季时余注意到蒋昔不在屋内, 关心道:“蒋昔,人呢?”
奚琳琳:“追秦队去了。但我估计没用。秦队那人可不好说话。”
此前秦飞章表现出来的态度就是一副不容置疑的样子。蒋昔现在做的估计也是无用功。
傅有犹豫了下, 开口道:“我现在比较担心蒋昔的状态。
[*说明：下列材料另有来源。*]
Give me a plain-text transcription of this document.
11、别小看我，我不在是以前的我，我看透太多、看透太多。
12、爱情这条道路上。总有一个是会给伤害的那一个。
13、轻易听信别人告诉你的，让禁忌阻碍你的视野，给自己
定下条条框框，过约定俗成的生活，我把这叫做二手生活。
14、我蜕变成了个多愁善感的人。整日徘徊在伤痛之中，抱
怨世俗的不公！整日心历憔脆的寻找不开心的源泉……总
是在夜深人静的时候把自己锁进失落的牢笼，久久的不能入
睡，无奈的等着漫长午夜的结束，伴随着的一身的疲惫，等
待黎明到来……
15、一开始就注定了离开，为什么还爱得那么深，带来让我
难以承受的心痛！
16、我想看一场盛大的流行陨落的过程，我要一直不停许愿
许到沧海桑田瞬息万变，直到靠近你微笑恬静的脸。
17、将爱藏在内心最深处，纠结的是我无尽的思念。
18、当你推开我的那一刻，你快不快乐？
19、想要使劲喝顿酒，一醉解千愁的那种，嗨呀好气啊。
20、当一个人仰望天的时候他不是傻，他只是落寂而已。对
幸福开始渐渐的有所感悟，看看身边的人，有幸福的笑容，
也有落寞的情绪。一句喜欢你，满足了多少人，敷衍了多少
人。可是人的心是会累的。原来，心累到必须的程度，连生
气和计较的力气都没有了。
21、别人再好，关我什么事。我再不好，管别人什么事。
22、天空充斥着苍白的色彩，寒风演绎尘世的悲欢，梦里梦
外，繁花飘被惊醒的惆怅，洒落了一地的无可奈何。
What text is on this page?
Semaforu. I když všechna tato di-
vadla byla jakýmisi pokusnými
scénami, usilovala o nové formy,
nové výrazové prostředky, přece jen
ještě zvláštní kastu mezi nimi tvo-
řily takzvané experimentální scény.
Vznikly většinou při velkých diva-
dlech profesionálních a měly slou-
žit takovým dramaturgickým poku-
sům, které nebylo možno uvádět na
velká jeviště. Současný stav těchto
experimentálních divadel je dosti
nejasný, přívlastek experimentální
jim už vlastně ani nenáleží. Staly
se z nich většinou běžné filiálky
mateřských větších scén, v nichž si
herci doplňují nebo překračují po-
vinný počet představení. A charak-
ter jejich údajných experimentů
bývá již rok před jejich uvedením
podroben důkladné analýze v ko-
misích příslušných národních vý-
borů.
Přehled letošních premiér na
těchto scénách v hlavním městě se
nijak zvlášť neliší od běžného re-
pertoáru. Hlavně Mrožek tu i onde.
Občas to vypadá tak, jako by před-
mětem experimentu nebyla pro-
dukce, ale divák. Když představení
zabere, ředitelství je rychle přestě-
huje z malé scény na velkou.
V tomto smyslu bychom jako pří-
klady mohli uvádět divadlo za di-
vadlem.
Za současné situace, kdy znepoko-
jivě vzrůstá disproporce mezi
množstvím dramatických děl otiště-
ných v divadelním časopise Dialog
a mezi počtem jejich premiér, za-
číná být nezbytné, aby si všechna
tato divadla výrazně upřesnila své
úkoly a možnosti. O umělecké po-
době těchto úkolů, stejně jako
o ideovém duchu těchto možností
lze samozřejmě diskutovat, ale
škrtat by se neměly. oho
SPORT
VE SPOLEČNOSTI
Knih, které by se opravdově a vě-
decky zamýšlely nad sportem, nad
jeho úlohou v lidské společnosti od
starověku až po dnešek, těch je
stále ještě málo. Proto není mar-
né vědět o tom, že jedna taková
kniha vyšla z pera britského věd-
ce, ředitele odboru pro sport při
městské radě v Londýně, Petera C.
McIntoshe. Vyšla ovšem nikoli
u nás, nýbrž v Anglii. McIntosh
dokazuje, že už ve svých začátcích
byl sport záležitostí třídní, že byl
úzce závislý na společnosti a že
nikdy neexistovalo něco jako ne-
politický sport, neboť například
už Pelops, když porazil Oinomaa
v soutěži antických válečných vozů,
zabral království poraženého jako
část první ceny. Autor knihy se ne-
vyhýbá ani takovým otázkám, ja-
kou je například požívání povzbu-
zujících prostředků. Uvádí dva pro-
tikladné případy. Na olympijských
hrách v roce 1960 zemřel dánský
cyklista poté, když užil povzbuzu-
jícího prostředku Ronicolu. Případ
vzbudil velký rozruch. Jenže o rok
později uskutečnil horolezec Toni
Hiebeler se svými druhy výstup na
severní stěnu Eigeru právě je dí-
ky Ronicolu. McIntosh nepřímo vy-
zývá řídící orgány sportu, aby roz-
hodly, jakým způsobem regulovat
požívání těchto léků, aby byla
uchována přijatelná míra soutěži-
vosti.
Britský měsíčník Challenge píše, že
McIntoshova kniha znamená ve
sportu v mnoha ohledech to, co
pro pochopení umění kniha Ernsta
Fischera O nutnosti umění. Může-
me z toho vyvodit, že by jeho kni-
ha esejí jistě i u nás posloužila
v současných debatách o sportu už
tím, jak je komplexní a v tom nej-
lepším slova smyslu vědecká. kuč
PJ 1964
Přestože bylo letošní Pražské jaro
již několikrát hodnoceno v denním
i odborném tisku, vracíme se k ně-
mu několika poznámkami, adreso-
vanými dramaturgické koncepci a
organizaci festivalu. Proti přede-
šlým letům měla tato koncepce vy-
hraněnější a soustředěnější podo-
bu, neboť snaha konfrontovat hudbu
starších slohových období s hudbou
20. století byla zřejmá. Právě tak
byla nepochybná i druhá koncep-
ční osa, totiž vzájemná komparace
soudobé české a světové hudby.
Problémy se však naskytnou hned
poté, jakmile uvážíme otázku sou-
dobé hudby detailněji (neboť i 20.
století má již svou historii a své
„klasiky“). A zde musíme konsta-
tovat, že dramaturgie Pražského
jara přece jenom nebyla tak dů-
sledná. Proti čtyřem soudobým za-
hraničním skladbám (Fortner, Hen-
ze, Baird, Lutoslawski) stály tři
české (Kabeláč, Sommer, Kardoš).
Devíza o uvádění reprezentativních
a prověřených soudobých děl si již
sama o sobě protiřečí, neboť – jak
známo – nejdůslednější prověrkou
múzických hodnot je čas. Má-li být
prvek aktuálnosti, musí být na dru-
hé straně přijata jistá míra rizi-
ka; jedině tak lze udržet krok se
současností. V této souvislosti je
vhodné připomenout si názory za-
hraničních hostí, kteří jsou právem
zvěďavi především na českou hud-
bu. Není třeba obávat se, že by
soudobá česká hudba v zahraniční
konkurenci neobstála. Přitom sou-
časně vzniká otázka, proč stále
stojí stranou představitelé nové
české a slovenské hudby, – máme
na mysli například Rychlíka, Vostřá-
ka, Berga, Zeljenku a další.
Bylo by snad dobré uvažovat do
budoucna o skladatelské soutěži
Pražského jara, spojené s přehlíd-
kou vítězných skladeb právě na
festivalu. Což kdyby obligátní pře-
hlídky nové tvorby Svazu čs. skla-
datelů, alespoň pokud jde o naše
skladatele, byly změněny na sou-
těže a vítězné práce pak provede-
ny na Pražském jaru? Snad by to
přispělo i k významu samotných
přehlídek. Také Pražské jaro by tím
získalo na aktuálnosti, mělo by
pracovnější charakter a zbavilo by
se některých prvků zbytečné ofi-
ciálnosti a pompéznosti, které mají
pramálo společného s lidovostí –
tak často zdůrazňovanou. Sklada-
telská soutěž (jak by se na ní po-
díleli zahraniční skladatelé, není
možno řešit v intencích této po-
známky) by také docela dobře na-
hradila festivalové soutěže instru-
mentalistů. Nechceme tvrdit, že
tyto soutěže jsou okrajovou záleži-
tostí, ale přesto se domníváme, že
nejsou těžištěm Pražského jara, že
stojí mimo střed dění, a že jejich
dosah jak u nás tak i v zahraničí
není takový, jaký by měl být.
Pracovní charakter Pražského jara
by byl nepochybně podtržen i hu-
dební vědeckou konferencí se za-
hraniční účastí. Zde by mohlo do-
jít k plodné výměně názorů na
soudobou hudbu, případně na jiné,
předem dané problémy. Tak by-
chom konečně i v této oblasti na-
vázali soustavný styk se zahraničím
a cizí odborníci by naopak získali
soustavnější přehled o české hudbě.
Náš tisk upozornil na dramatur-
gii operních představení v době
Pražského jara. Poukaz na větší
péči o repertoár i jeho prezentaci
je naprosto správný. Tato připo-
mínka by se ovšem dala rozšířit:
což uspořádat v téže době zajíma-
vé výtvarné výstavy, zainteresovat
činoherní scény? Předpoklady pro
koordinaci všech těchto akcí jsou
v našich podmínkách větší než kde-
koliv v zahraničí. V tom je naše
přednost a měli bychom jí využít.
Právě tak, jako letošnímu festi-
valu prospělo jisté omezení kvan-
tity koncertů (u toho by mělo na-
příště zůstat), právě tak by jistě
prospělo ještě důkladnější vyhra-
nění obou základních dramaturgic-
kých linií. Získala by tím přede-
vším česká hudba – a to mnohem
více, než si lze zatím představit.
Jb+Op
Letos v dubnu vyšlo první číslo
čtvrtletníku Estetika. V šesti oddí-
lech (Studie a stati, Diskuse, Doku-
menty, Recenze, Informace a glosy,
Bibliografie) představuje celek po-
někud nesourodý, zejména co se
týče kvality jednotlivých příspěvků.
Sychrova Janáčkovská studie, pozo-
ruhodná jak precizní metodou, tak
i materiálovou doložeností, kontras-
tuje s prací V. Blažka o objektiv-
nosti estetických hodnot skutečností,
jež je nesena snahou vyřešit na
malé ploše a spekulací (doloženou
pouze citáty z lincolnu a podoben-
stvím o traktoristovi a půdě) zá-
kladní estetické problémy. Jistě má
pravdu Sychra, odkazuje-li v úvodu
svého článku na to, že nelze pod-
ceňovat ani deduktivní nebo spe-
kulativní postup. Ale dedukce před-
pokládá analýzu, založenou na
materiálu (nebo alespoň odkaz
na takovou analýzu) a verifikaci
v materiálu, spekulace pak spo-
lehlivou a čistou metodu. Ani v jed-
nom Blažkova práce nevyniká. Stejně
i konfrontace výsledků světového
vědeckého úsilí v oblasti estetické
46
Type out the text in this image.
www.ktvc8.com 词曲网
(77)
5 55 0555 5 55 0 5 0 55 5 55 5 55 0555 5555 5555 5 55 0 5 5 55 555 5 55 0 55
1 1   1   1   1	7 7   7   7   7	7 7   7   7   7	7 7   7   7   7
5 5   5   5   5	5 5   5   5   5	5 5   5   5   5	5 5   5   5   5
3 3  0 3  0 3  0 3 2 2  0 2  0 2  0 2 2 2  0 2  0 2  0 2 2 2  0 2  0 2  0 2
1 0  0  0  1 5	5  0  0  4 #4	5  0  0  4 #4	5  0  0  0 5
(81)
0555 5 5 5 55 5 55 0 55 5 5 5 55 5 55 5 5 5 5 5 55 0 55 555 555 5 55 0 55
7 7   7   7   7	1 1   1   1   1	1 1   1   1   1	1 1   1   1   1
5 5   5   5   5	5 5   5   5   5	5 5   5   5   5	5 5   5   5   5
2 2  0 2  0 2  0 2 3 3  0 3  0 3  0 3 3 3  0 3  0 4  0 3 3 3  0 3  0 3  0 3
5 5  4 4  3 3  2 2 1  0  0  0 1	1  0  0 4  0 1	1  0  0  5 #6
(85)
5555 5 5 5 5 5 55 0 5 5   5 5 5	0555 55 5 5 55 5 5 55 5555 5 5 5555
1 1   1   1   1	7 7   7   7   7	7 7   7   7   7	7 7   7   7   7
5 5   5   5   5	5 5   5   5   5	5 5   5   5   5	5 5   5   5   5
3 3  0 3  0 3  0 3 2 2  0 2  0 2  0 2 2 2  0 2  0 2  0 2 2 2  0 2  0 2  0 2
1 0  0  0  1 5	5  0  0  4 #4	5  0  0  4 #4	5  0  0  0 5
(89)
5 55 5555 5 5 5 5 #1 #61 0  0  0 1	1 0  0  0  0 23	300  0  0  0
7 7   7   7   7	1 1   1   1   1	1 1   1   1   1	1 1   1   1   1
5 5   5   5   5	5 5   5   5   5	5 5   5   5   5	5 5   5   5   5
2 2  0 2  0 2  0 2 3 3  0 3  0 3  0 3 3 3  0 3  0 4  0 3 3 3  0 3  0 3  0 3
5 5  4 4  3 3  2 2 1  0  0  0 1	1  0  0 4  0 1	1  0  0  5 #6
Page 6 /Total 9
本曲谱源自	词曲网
”
席荆眉毛一挑, 疑惑道:“他怎么了?”
傅有:“他好像把谷晓的失踪归咎到自己身上了。”
席荆“啧”了一声:“这也不能全怪他。”
傅有:“话是这样说。但他还是觉得是自己没看到短信导致的。”
席荆点了点头,也能理解蒋昔的想法。谷晓的失踪已然成了他的心魔。谷晓一天没有消息, 心魔一天不会消。
奚琳琳崩溃地吐槽道:“这都算什么事啊!”
因为接二连三的阻碍,整个旧案部显得死气沉沉。特别是部门成立后的第一个案子, 真相无果,人还丢了。如此不顺的开局, 让众人心上蒙上了一层阴霾。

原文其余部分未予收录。